Certas histórias relacionadas com o padre Pio – escreve Ryska – tocam os limites da novela ou do romance policial. São histórias que, como disse alguém, envergonham no senso comum, mas ao mesmo tempo satisfazem as nossas ideias sobre a existência de um outro mundo. Temos um exemplo nesse relato da biógrafa Catarina Tangari, que foi a protagonista.
Um advogado livre-pensador alugava cabanas para veranistas nos montes avelinos. Tinha lá uma vila cercada de um magnífico jardim – tão deslumbrante que dava a impressão de ter saído direto das mãos de Deus. Mas essa impressão se desfazia ao ler junto ao portão de entrada, numa placa de cerâmica: “Nesta casa não se fala em religião”.
Naquele dia o advogado saudou cortesmente o grupo que se dizia interessado por uma cabana. Ele, claro, não sabia que estavam ali chegando de San Giovanni Rotondo e se encontravam ainda sob a forte impressão do padre Pio. Catarina, fazendo de conta que não vira a placa, tentou direcionar a conversa para questões religiosas. E como ela também era apaixonada por flores, começou ali. O advogado, feliz por vê-la interessada com o assunto, abriu o coração:
– Estou velho, já não me resta muito tempo de vida. Mas tenho estas flores, que são minha única alegria… Quando penso que terei de me separar delas, fico meio desesperado – acrescentou comovido.
Em seguida, em tom de brincadeira:
– Por isso fiz um pacto com o diabo. Já que na vida procurei servi-lo da melhor forma, espero que, depois da morte, me permita visitar muitas vezes o meu jardim.

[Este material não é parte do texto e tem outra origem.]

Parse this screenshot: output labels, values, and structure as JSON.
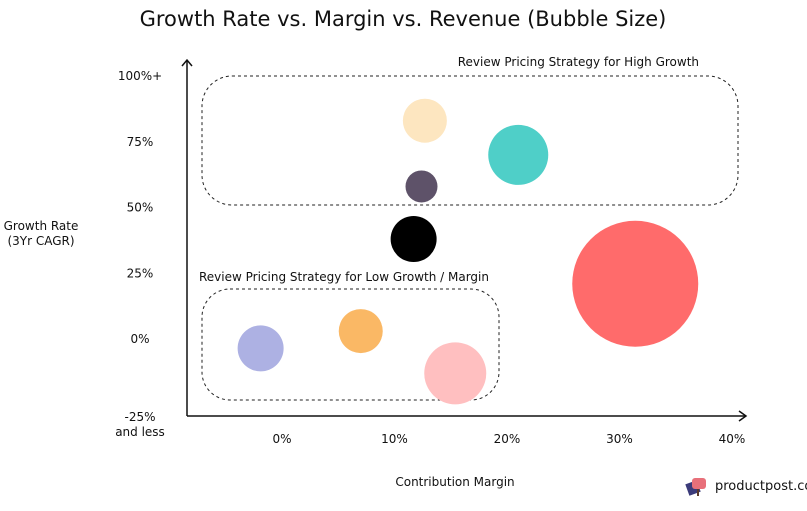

– Quer dizer que o senhor deseja ir para o inferno?
– É claro. Sabe, com o diabo, o sempre me dei bem.
A revelação era chocante, mas a interlocutora não se deixou abalar
– Creio que, mais do que com o diabo, o senhor se dá bem com suas flores, não é mesmo? – observou ela, o que comoveu ainda mais o velho livre-pensador.
No seu interior ela pensava: se alguém acredita no diabo, no inferno, na vida além-túmulo, deve estar próximo da fé em Deus, no céu, na alma imortal. Este homem pensa assim porque simplesmente não encontrou Cristo. E ali está a raiz de todo problema dele.
Seu pensamento voou para padre Pio. Ele costumava sair-se muito bem com casos desse tipo. Como, porém, motivar o advogado a visitar San Giovanni Rotondo? Interiormente rezava e pedia algum sinal. Decidiu então que se ele lhe oferecesse uma flor, iria a San Giovanni Rotondo só para colocá-la diante da imagem do Coração de Jesus. E pedir ao padre Pio uma intenção em suas orações por esse homem.
Para espanto e alegria de todos, o advogado, que não costumava dar suas flores a visitante algum, na despedida ofereceu-lhe um buquê de rosas.
Da parte de Catarina isto incluía ir ter imediatamente com padre Pio. E foi. Falou-lhe no ocorrido e pediu uma intenção especial na Missa do dia seguinte, o que ele prometeu. Em seguida, ele benzeu um santinho do Sagrado Coração de Jesus em um terço, para serem enviados ao advogado, recomendando-lhe que procurasse confessar e comungar na próxima Páscoa.
Catarina, porém, ficou em dúvida: não estaria pedindo demais de uma só vez? Essa recomendação de confessar e comungar, mais terço, mais santinho, não acabariam pondo tudo a perder? Mesmo assim enviou o material. E sentiu-se gratificada quando, semanas depois, chegou a resposta: “Bondosa senhora – dizia – lembro-me da nossa conversa e de lhe ter oferecido flores.
Mas não podia imaginar que acabaria me enviando uma cartinha tão simpática e estimulante, que me fez tomar a decisão de receber os sacramentos por ocasião da Páscoa. Esses estímulos, por parte de meus familiares, nunca me faltaram. Embora, intimamente, eu ansiasse pela vida na fé, devo confessar que somente a sua carta me levou a tomar esta decisão. Agradeço pelo presente, pelo bonito terço. Ao rezá-lo prometo me lembrar da senhora”.